3.4x optical zoom; small size; easy operation; 51mm (2-inch) LCD
Mediocre image quality; only four scene modes; few manual controls; no burst mode
An xD-Picture card with a capacity of at least 64MB
A 3.4x optical zoom and nicely sized 51mm (2-inch) LCD are the strengths of this minimalist snapshot camera
6.5 Good
Reviewed by David D. Busch
Fujifilm's gone retro -- not in appearance, but in feature set, with this ultracompact that lacks many of the amenities you've come to expect from a 4-megapixel camera in this class. There's no burst feature, only four scene options, no autoassist lamp, and no control over metering or focus modes.
The Fujifilm FinePix F440's 'manual' mode is actually just a setting that allows access to user-specified exposure compensation and white-balance options. Mediocre picture quality and even the movie mode -- 60-second clips at 320x240 pixels and 10fps -- will invoke more nostalgia than enthusiasm.
Other than a large, 52mm LCD and a slight boost in the optical-zoom department, thanks to a 3.4X lens that corresponds to a 38mm-to-130mm lens on a 35mm camera, there's little about this camera to get excited about. Casual snapshot photographers may find a camera that's unencumbered by features simple to use, but anyone with a creative bone in their body will probably be happier with a camera that offers more control and functions.
Design
Although compact at 76 by 61 by 20mm and 170g, the FinePix F440's squarish design makes its stainless-steel body quite usable for those with larger hands that fit less naturally around more elongated designs. It helps that there's only one button on top, the shutter release, to worry about. On the back panel reside three buttons placed to the right of the LCD, and above them is a four-way controller and mode switch for selecting review, movie recording, or photo capture. The FinePix F440 powers up when you slide a raised finger grip on the front of the camera over a click.
You'll either love or hate the directional controller. Fuji eschews the common disk-shaped cursor pad in favour of a horizontal bar that shifts up and down, flanked by two smaller side-to-side buttons. The bar also controls the zoom and is actually easier to use than most zoom-rocker switches. The left and right buttons do double duty to set macro mode and flash options.
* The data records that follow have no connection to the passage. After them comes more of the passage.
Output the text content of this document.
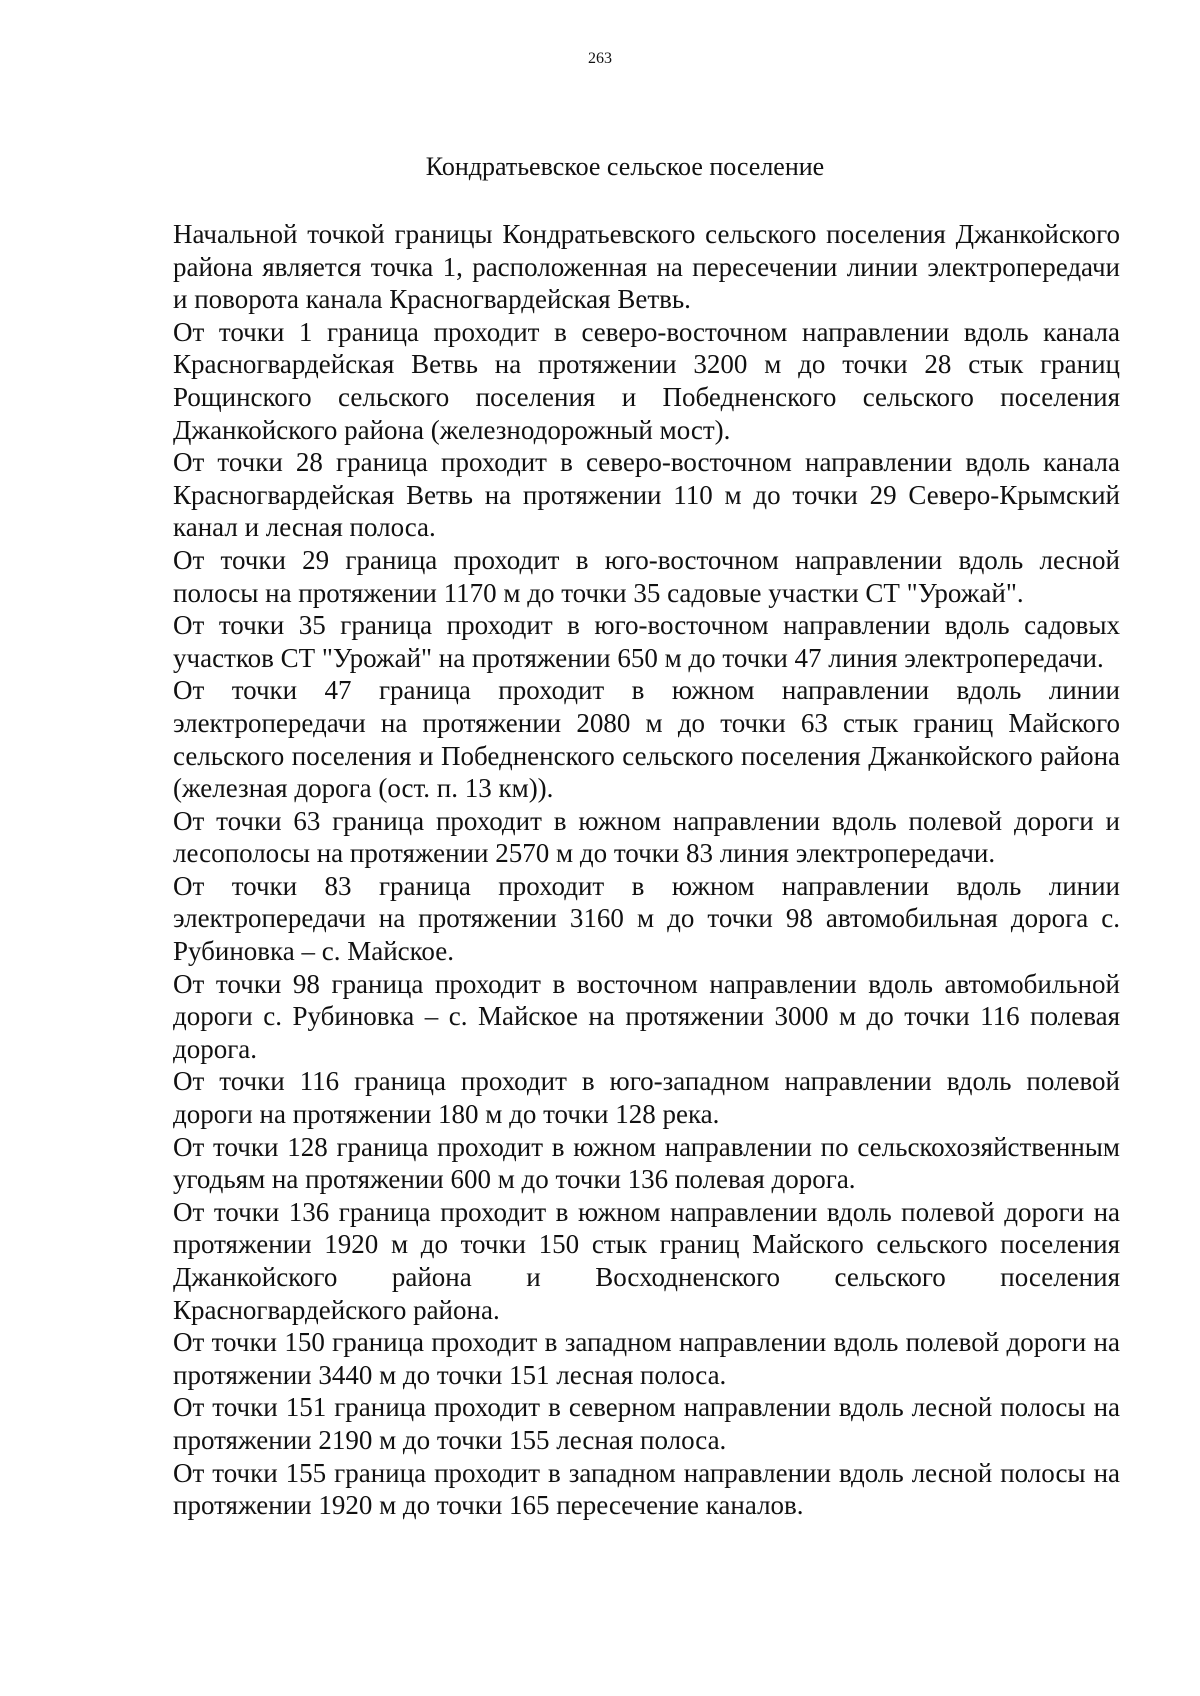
263
Кондратьевское сельское поселение

Начальной точкой границы Кондратьевского сельского поселения Джанкойского района является точка 1, расположенная на пересечении линии электропередачи и поворота канала Красногвардейская Ветвь.

От точки 1 граница проходит в северо-восточном направлении вдоль канала Красногвардейская Ветвь на протяжении 3200 м до точки 28 стык границ Рощинского сельского поселения и Победненского сельского поселения Джанкойского района (железнодорожный мост).

От точки 28 граница проходит в северо-восточном направлении вдоль канала Красногвардейская Ветвь на протяжении 110 м до точки 29 Северо-Крымский канал и лесная полоса.

От точки 29 граница проходит в юго-восточном направлении вдоль лесной полосы на протяжении 1170 м до точки 35 садовые участки СТ "Урожай".

От точки 35 граница проходит в юго-восточном направлении вдоль садовых участков СТ "Урожай" на протяжении 650 м до точки 47 линия электропередачи.

От точки 47 граница проходит в южном направлении вдоль линии электропередачи на протяжении 2080 м до точки 63 стык границ Майского сельского поселения и Победненского сельского поселения Джанкойского района (железная дорога (ост. п. 13 км)).

От точки 63 граница проходит в южном направлении вдоль полевой дороги и лесополосы на протяжении 2570 м до точки 83 линия электропередачи.

От точки 83 граница проходит в южном направлении вдоль линии электропередачи на протяжении 3160 м до точки 98 автомобильная дорога с. Рубиновка – с. Майское.

От точки 98 граница проходит в восточном направлении вдоль автомобильной дороги с. Рубиновка – с. Майское на протяжении 3000 м до точки 116 полевая дорога.

От точки 116 граница проходит в юго-западном направлении вдоль полевой дороги на протяжении 180 м до точки 128 река.

От точки 128 граница проходит в южном направлении по сельскохозяйственным угодьям на протяжении 600 м до точки 136 полевая дорога.

От точки 136 граница проходит в южном направлении вдоль полевой дороги на протяжении 1920 м до точки 150 стык границ Майского сельского поселения Джанкойского района и Восходненского сельского поселения Красногвардейского района.

От точки 150 граница проходит в западном направлении вдоль полевой дороги на протяжении 3440 м до точки 151 лесная полоса.

От точки 151 граница проходит в северном направлении вдоль лесной полосы на протяжении 2190 м до точки 155 лесная полоса.

От точки 155 граница проходит в западном направлении вдоль лесной полосы на протяжении 1920 м до точки 165 пересечение каналов.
The trio of buttons near the LCD activates display options and summons the spartan menu system for shooting and playback options. It also activates a function menu used to adjust image quality; ISO settings (automatic or selectable between ISO 80 and ISO 400); and the choice of standard, black-and-white, or high-saturation chrome colour mode.
Features
Overall, the decisions you need to make to take a picture are minimal. There are no options for the 64-zone autoexposure system other than EV settings and just the basic Portrait, Landscape, Sports, and Night Scene modes. The built-in flash can be adjusted for automatic, red-eye, flash off, forced/fill flash, and slow-sync modes with and without red-eye reduction to allow shutter speeds as slow as two seconds to capture background details. Shutter speeds up to 1/2000 second, and apertures from f/2.8 to f/7.4 are selected for you. Macro mode brings you as close to your subject as 90mm from the lens.
Performance
The FinePix F440 was a decent but not outstanding performer, clocking its best figures in our shutter-lag test with just a 0.4-second delay under high-contrast lighting conditions, and only 0.8 second under more challenging low-contrast lighting. This Fuji awoke from its slumber to snap off its first shot in a hair more than 3 seconds and thereafter snapped off pictures at a 3.5-second clip, 4.6 seconds with flash. We squeezed out 502 shots from the 565mAh lithium-ion battery during a workout that included 50 percent flash exposures, plus plenty of zooming, picture review, and card formatting.
The LCD is bright enough to use outdoors, but its low-gain view doesn't provide enough detail indoors under low-light conditions. It tended to generate ghost images when presented with moving subjects. Even so, the LCD was preferable to the smallish optical viewfinder, which showed only 78 percent of the actual picture area, but did have parallax correction marks to reduce the tendency to chop off image area at the top and left side of the frame.
Picture quality was less than thrilling and not as sharp as most of the recent 4-megapixel crop. While exposures were generally good with sufficient detail in the shadows, highlights tended to wash out, and noise was apparent even at ISO 80. By ISO 250, multicolored noise speckles were prominent enough to provide a texture of their own to most pictures. The Fujifilm FinePix F440's red-eye mode seemed to produce little more than an impressive preflash light show, but very little in the way of red-eye reduction.